Nine years ago, I drew a line under 12 years' employment with the same blue-chip corporation and moved to the opposite end of the scale... Employee No.16 at an internet start-up. It felt like a huge decision at the time, though I was convinced that my reasons were sound. One of the factors was that I could see Java gaining huge momentum, and could also see that it wasn't being built into the corporation's solution strategy for the industry sector in which I was working. The company I moved to had an all-Java development strategy, starting with a crypto SDK and moving on to a hardened JVM, a secure Java banking client, PKI-enabling middleware and so on.
It was all great fun and a heck of a journey, and it's hard to see how I could have ended up where I am today without having taken that route. All in all, I owe a lot to Java, however indirectly.
All of which is just a rather windy preamble to today's main news - that Sun has released Java into the open-source community under a GPL. But unless I had given that introduction, you might have wondered why the hell the Esoterica had suddenly gone all product-centric.

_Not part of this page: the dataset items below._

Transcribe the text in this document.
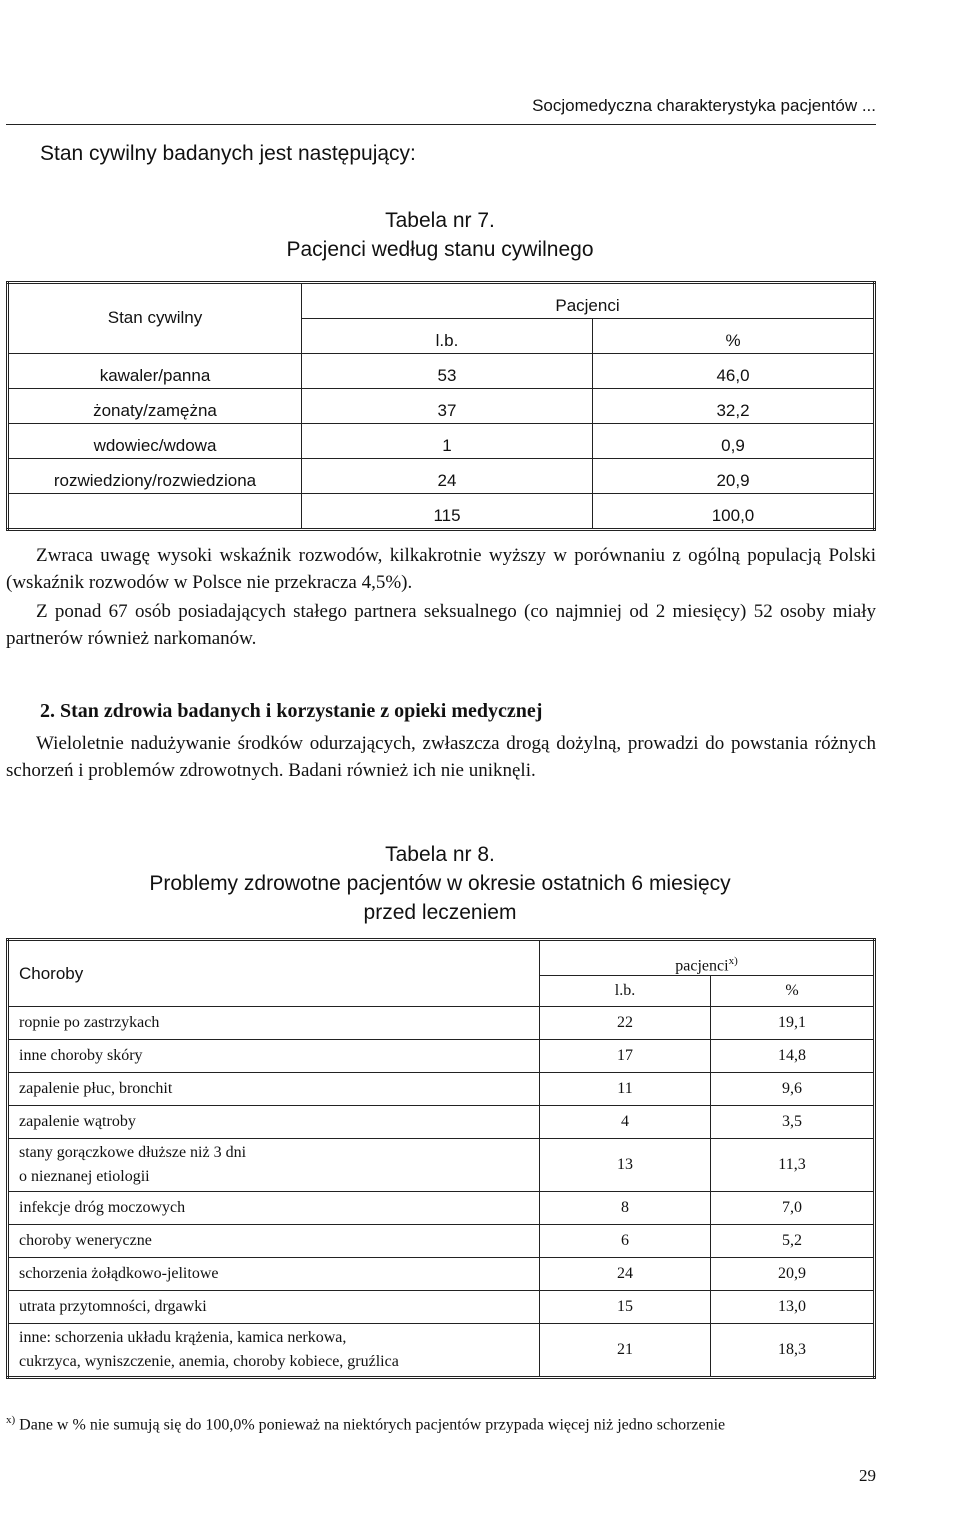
Socjomedyczna charakterystyka pacjentów ...
Stan cywilny badanych jest następujący:
Tabela nr 7.
Pacjenci według stanu cywilnego
Stan cywilny	Pacjenci	
	l.b.	%
kawaler/panna	53	46,0
żonaty/zamężna	37	32,2
wdowiec/wdowa	1	0,9
rozwiedziony/rozwiedziona	24	20,9
	115	100,0

Zwraca uwagę wysoki wskaźnik rozwodów, kilkakrotnie wyższy w porównaniu z ogólną populacją Polski (wskaźnik rozwodów w Polsce nie przekracza 4,5%).

Z ponad 67 osób posiadających stałego partnera seksualnego (co najmniej od 2 miesięcy) 52 osoby miały partnerów również narkomanów.

2. Stan zdrowia badanych i korzystanie z opieki medycznej

Wieloletnie nadużywanie środków odurzających, zwłaszcza drogą dożylną, prowadzi do powstania różnych schorzeń i problemów zdrowotnych. Badani również ich nie uniknęli.

Tabela nr 8.
Problemy zdrowotne pacjentów w okresie ostatnich 6 miesięcy
przed leczeniem
Choroby	pacjenci$^{x)}$
	l.b.	%
ropnie po zastrzykach	22	19,1
inne choroby skóry	17	14,8
zapalenie płuc, bronchit	11	9,6
zapalenie wątroby	4	3,5

stany gorączkowe dłuższe niż 3 dni
o nieznanej etiologii	13	11,3
infekcje dróg moczowych	8	7,0
choroby weneryczne	6	5,2
schorzenia żołądkowo-jelitowe	24	20,9
utrata przytomności, drgawki	15	13,0

inne: schorzenia układu krążenia, kamica nerkowa,
cukrzyca, wyniszczenie, anemia, choroby kobiece, gruźlica	21	18,3
$^{x)}$ Dane w % nie sumują się do 100,0% ponieważ na niektórych pacjentów przypada więcej niż jedno schorzenie
29
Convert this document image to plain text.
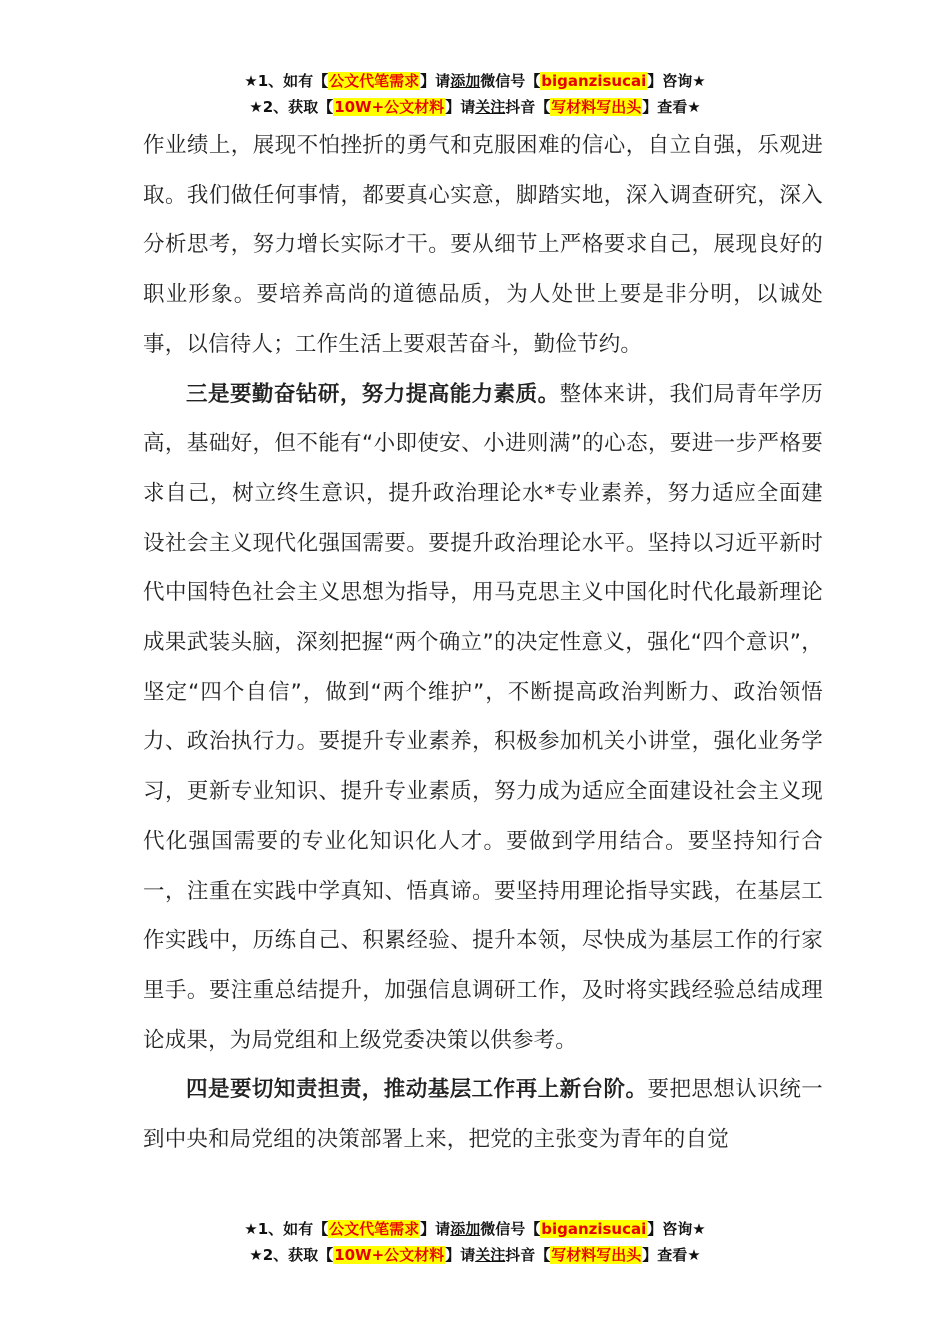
★1、如有【公文代笔需求】请添加微信号【biganzisucai】咨询★
★2、获取【10W+公文材料】请关注抖音【写材料写出头】查看★

作业绩上，展现不怕挫折的勇气和克服困难的信心，自立自强，乐观进取。我们做任何事情，都要真心实意，脚踏实地，深入调查研究，深入分析思考，努力增长实际才干。要从细节上严格要求自己，展现良好的职业形象。要培养高尚的道德品质，为人处世上要是非分明，以诚处事，以信待人；工作生活上要艰苦奋斗，勤俭节约。

三是要勤奋钻研，努力提高能力素质。整体来讲，我们局青年学历高，基础好，但不能有“小即使安、小进则满”的心态，要进一步严格要求自己，树立终生意识，提升政治理论水*专业素养，努力适应全面建设社会主义现代化强国需要。要提升政治理论水平。坚持以习近平新时代中国特色社会主义思想为指导，用马克思主义中国化时代化最新理论成果武装头脑，深刻把握“两个确立”的决定性意义，强化“四个意识”，坚定“四个自信”，做到“两个维护”，不断提高政治判断力、政治领悟力、政治执行力。要提升专业素养，积极参加机关小讲堂，强化业务学习，更新专业知识、提升专业素质，努力成为适应全面建设社会主义现代化强国需要的专业化知识化人才。要做到学用结合。要坚持知行合一，注重在实践中学真知、悟真谛。要坚持用理论指导实践，在基层工作实践中，历练自己、积累经验、提升本领，尽快成为基层工作的行家里手。要注重总结提升，加强信息调研工作，及时将实践经验总结成理论成果，为局党组和上级党委决策以供参考。

四是要切知责担责，推动基层工作再上新台阶。要把思想认识统一到中央和局党组的决策部署上来，把党的主张变为青年的自觉

★1、如有【公文代笔需求】请添加微信号【biganzisucai】咨询★
★2、获取【10W+公文材料】请关注抖音【写材料写出头】查看★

The news seems to have gone down well with people whose judgement I tend to trust - including Mark Shuttleworth (space tourist, founder of Thawte and subsequently the Ubuntu Linux distribution, originator of the Freedom Toaster and, generally, all-round over-achiever).
As I suspect that the intersect between Esotericists and candidate Java Open Source hackers is a somewhat slim one, I'll leave it at that.